Q: What are some other South Korean horror films similar to Train To Busan? 

A: If you enjoyed Train To Busan, you might like:

  • The Wailing: A chilling blend of folklore and horror that centers around a mysterious illness in a rural village.

  • I Saw the Devil: A dark and brutal revenge thriller with intense violence (not for the faint of heart).

  • #Alive: Another story of survival against a zombie outbreak, with a focus on a young gamer trapped alone in his apartment.


Q: Is Train To Busan subtitled or dubbed in English? 

A: Train To Busan is a Korean movie with English subtitles for international viewers. Some streaming platforms may also offer a dubbed version, but for the full impact, the original version with subtitles is recommended.

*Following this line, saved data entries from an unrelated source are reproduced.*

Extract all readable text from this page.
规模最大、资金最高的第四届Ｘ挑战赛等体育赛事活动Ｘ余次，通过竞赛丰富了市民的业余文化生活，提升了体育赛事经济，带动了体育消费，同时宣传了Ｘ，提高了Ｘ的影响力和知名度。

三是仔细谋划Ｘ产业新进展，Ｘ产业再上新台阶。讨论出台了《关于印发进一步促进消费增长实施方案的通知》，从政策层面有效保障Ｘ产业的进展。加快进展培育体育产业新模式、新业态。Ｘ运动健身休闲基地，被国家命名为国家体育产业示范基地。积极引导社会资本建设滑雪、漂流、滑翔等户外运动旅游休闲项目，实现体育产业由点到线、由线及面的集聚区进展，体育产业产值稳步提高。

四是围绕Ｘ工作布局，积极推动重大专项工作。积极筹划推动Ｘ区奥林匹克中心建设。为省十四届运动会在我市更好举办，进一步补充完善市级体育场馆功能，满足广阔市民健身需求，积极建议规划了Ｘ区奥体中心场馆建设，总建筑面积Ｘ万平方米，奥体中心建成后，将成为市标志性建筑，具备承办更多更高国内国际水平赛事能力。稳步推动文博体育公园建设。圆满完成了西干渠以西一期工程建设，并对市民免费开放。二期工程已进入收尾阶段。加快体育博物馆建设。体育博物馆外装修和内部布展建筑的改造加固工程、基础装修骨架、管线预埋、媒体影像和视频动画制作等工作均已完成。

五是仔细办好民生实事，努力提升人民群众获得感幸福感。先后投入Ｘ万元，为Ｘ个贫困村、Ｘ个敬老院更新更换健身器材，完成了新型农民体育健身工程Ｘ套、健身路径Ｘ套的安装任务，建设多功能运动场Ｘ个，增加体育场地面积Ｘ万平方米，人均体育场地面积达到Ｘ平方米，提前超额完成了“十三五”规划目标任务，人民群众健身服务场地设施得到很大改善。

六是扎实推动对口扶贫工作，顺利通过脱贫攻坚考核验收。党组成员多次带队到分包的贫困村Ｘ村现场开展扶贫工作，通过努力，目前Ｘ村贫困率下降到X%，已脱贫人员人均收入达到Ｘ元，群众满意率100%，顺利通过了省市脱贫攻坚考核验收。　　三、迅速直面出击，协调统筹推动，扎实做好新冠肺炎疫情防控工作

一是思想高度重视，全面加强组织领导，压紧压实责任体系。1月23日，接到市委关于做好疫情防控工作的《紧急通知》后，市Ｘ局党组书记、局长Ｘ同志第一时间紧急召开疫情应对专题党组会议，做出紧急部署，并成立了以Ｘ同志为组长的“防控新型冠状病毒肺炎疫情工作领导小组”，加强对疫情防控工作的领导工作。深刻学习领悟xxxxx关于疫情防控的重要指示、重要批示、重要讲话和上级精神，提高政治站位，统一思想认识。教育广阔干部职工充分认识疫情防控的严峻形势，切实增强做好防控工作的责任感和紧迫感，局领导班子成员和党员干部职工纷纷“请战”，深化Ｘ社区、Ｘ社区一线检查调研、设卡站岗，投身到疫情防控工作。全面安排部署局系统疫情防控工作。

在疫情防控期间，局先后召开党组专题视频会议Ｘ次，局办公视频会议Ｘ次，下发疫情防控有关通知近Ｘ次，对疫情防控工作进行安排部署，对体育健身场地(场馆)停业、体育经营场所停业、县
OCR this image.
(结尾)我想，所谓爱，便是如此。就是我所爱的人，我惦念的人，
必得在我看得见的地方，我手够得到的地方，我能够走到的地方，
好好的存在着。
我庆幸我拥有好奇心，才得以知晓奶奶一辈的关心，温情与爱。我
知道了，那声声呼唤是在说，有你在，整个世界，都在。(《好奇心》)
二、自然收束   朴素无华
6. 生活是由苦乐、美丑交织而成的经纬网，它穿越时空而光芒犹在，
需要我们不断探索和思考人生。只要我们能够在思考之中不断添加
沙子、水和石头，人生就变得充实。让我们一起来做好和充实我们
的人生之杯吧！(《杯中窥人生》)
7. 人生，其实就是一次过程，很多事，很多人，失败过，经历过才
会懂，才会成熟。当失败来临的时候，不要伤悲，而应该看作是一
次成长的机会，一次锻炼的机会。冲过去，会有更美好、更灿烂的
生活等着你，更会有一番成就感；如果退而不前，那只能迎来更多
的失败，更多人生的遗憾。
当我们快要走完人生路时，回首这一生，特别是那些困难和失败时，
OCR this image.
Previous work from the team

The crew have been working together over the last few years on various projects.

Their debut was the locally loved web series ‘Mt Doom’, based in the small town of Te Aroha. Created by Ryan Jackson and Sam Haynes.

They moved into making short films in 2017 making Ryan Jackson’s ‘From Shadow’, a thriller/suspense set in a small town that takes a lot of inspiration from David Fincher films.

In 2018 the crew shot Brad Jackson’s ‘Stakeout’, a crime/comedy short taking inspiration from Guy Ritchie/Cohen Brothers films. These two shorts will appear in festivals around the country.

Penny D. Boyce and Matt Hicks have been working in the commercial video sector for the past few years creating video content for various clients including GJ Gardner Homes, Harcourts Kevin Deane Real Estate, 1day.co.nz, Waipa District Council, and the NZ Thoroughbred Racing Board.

Q: Does Train To Busan have a sequel or prequel? 

A: Yes, there are a few films connected to Train To Busan:

  • Seoul Station: An animated prequel that explores the initial outbreak in Seoul, the starting point of the chaos in Train to Busan.

  • Train To Busan Presents: Peninsula: A standalone sequel set four years after the original, focusing on a different group of survivors in the devastated remains of South Korea.